Eagle's bright future

Predator: But this one isn't after the president

Americans have found extra cause to celebrate the Independence Day holiday weekend this year after President Bill Clinton announced their national symbol, the bald eagle, is "back from the brink" of extinction.

[ image: Presidential seal: Historic link over centuries]
Presidential seal: Historic link over centuries
Speaking at a White House celebration, Mr Clinton said that the famous bird of prey was now "thriving in virtually every state of the union".

The president, flanked by a 10-year-old bald eagle named Challenger, said that the species would now be removed from the national endangered species list after a 30-year plan to save it from extinction.

Saying that the final decision would be taken in 2000, he said: "It's hard to think of a better way to celebrate the birth of a nation than to celebrate the rebirth of our national symbol.

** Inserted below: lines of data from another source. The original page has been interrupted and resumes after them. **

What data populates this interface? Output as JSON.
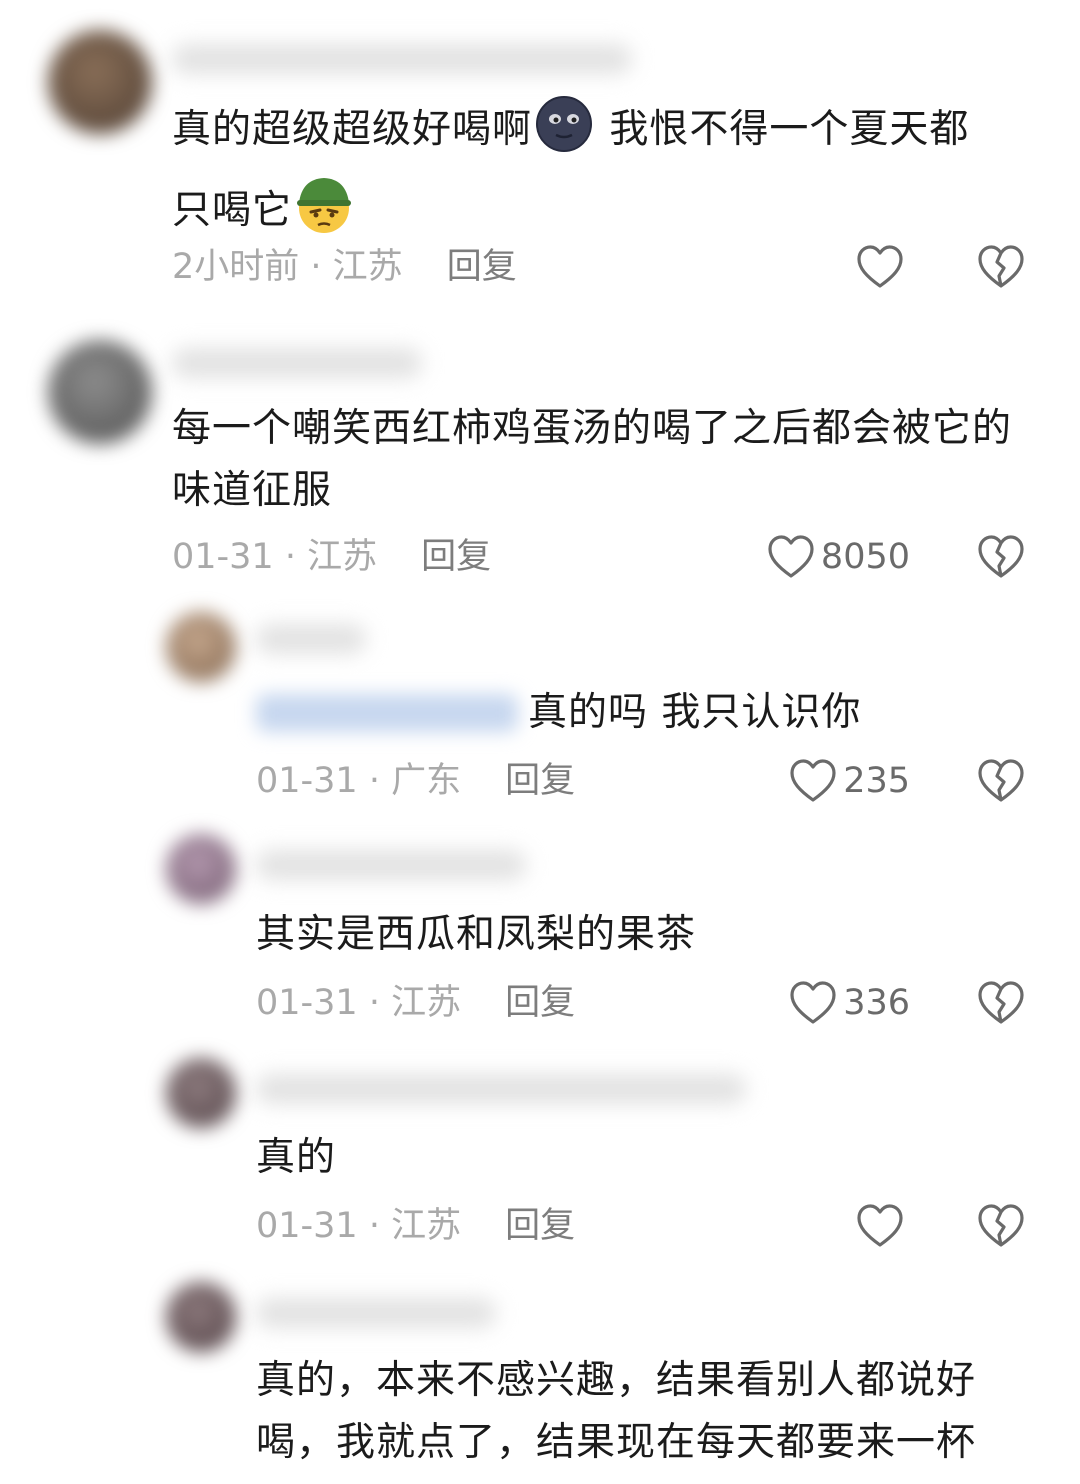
{
  "comments": [
    {
      "text_a": "真的超级超级好喝啊",
      "text_b": " 我恨不得一个夏天都",
      "text_c": "只喝它",
      "emoji_1": "new-moon-face-emoji",
      "emoji_2": "soldier-helmet-face-emoji",
      "time": "2小时前",
      "location": "江苏",
      "reply": "回复",
      "likes": ""
    },
    {
      "text": "每一个嘲笑西红柿鸡蛋汤的喝了之后都会被它的味道征服",
      "time": "01-31",
      "location": "江苏",
      "reply": "回复",
      "likes": "8050"
    },
    {
      "text": "真的吗 我只认识你",
      "time": "01-31",
      "location": "广东",
      "reply": "回复",
      "likes": "235"
    },
    {
      "text": "其实是西瓜和凤梨的果茶",
      "time": "01-31",
      "location": "江苏",
      "reply": "回复",
      "likes": "336"
    },
    {
      "text": "真的",
      "time": "01-31",
      "location": "江苏",
      "reply": "回复",
      "likes": ""
    },
    {
      "text": "真的，本来不感兴趣，结果看别人都说好喝，我就点了，结果现在每天都要来一杯"
    }
  ],
  "separator": " · ",
  "icons": {
    "like": "heart-icon",
    "dislike": "broken-heart-icon"
  }
}
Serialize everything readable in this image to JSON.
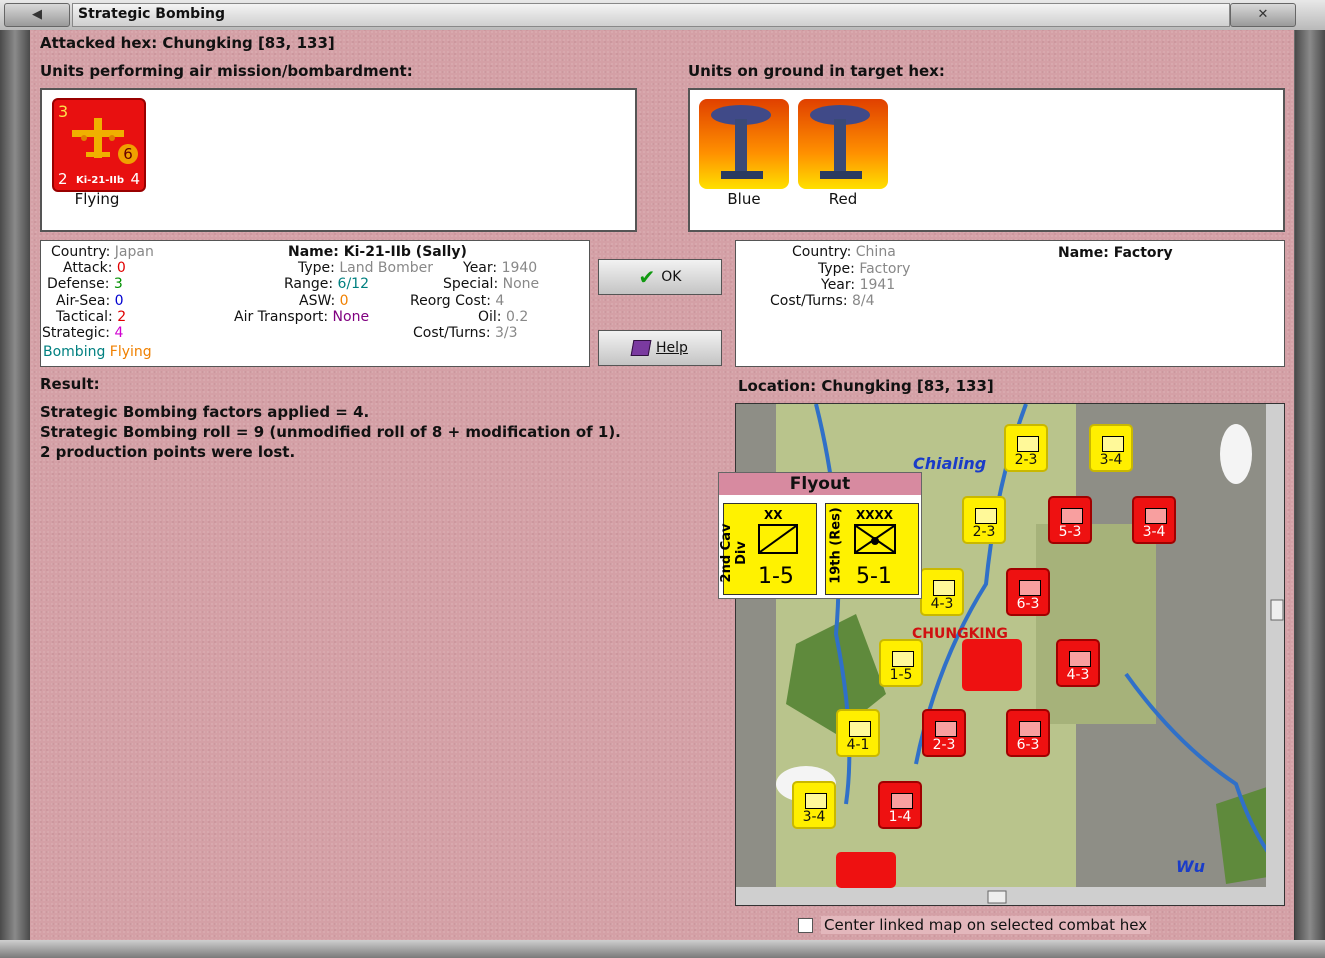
{
  "window": {
    "title": "Strategic Bombing"
  },
  "header": {
    "attacked_hex": "Attacked hex: Chungking [83, 133]",
    "left_section": "Units performing air mission/bombardment:",
    "right_section": "Units on ground in target hex:"
  },
  "attacker_units": [
    {
      "name": "Ki-21-IIb",
      "label": "Flying",
      "attack_val": "3",
      "strategic_val": "6",
      "tactical_val": "2",
      "defense_val": "4"
    }
  ],
  "ground_units": [
    {
      "label": "Blue"
    },
    {
      "label": "Red"
    }
  ],
  "attacker_stats": {
    "country_k": "Country:",
    "country_v": "Japan",
    "attack_k": "Attack:",
    "attack_v": "0",
    "defense_k": "Defense:",
    "defense_v": "3",
    "airsea_k": "Air-Sea:",
    "airsea_v": "0",
    "tactical_k": "Tactical:",
    "tactical_v": "2",
    "strategic_k": "Strategic:",
    "strategic_v": "4",
    "mission_a": "Bombing",
    "mission_b": "Flying",
    "name_k": "Name:",
    "name_v": "Ki-21-IIb (Sally)",
    "type_k": "Type:",
    "type_v": "Land Bomber",
    "year_k": "Year:",
    "year_v": "1940",
    "range_k": "Range:",
    "range_v": "6/12",
    "special_k": "Special:",
    "special_v": "None",
    "asw_k": "ASW:",
    "asw_v": "0",
    "reorg_k": "Reorg Cost:",
    "reorg_v": "4",
    "airtransport_k": "Air Transport:",
    "airtransport_v": "None",
    "oil_k": "Oil:",
    "oil_v": "0.2",
    "costturns_k": "Cost/Turns:",
    "costturns_v": "3/3"
  },
  "buttons": {
    "ok": "OK",
    "help": "Help"
  },
  "target_stats": {
    "country_k": "Country:",
    "country_v": "China",
    "type_k": "Type:",
    "type_v": "Factory",
    "year_k": "Year:",
    "year_v": "1941",
    "costturns_k": "Cost/Turns:",
    "costturns_v": "8/4",
    "name_k": "Name:",
    "name_v": "Factory"
  },
  "result": {
    "heading": "Result:",
    "lines": [
      "Strategic Bombing factors applied = 4.",
      "Strategic Bombing roll = 9 (unmodified roll of 8 + modification of 1).",
      "2 production points were lost."
    ]
  },
  "map": {
    "location": "Location:  Chungking  [83, 133]",
    "labels": {
      "chialing": "Chialing",
      "wu": "Wu",
      "city": "CHUNGKING"
    },
    "flyout": {
      "title": "Flyout",
      "units": [
        {
          "side_label": "2nd Cav Div",
          "size": "XX",
          "value": "1-5"
        },
        {
          "side_label": "19th (Res)",
          "size": "XXXX",
          "value": "5-1"
        }
      ]
    },
    "counters": [
      {
        "value": "2-3",
        "color": "yellow"
      },
      {
        "value": "3-4",
        "color": "yellow"
      },
      {
        "value": "2-3",
        "color": "yellow"
      },
      {
        "value": "5-3",
        "color": "red"
      },
      {
        "value": "3-4",
        "color": "red"
      },
      {
        "value": "4-3",
        "color": "yellow"
      },
      {
        "value": "6-3",
        "color": "red"
      },
      {
        "value": "1-5",
        "color": "yellow"
      },
      {
        "value": "4-3",
        "color": "red"
      },
      {
        "value": "4-1",
        "color": "yellow"
      },
      {
        "value": "2-3",
        "color": "red"
      },
      {
        "value": "6-3",
        "color": "red"
      },
      {
        "value": "3-4",
        "color": "yellow"
      },
      {
        "value": "1-4",
        "color": "red"
      }
    ],
    "checkbox_label": "Center linked map on selected combat hex"
  }
}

"The return of the bald eagle is a fitting cap to a century of environmental stewardship.

"Believe it or not, Ben Franklin wanted our national symbol to be a turkey. The press would be having a field day with that to the present day, wouldn't they?"

Protected species

While the bald eagle will be removed from the endangered list, it will still be protected by federal laws which prohibits its taking, killing, possesson or transporation, alive or dead.

[ image: Killer: DDT blamed for eagle deaths]
Killer: DDT blamed for eagle deaths
The Continental Congress of 1782 named the bald eagle as America's national symbol at a time when an estimated 500,000 dominated the skies.

In less than 200 years the species had been reduced to just 417 breeding pairs in 48 states. Many had been victims of the pesticide DDT.

Stocks of the species began to recover after the introduction of tougher environmental laws and the banning of DDT in the early 1970s.

Breeding pairs are now believed to number 5,800 and environmentalists say that the bald eagle's return is a mark that America is cleaning up its environmental act.

The eagle, which has a wingspan of up to 80 inches, has a long history of association with American peoples.

Native American tribes used its tail feathers in ceremonial dress and a lone feather was believed to hold great power.

But the bird has also been the victim of myths which have attributed it with great strength it does not possess.

Popular stories suggest that it has been known to carry off livestock and even infants.

But scientists say its lifting power is probably no more than five pounds.

Despite the celebration, not everything went entirely to plan for the president - the eagle proudly perched beside him bit his left hand.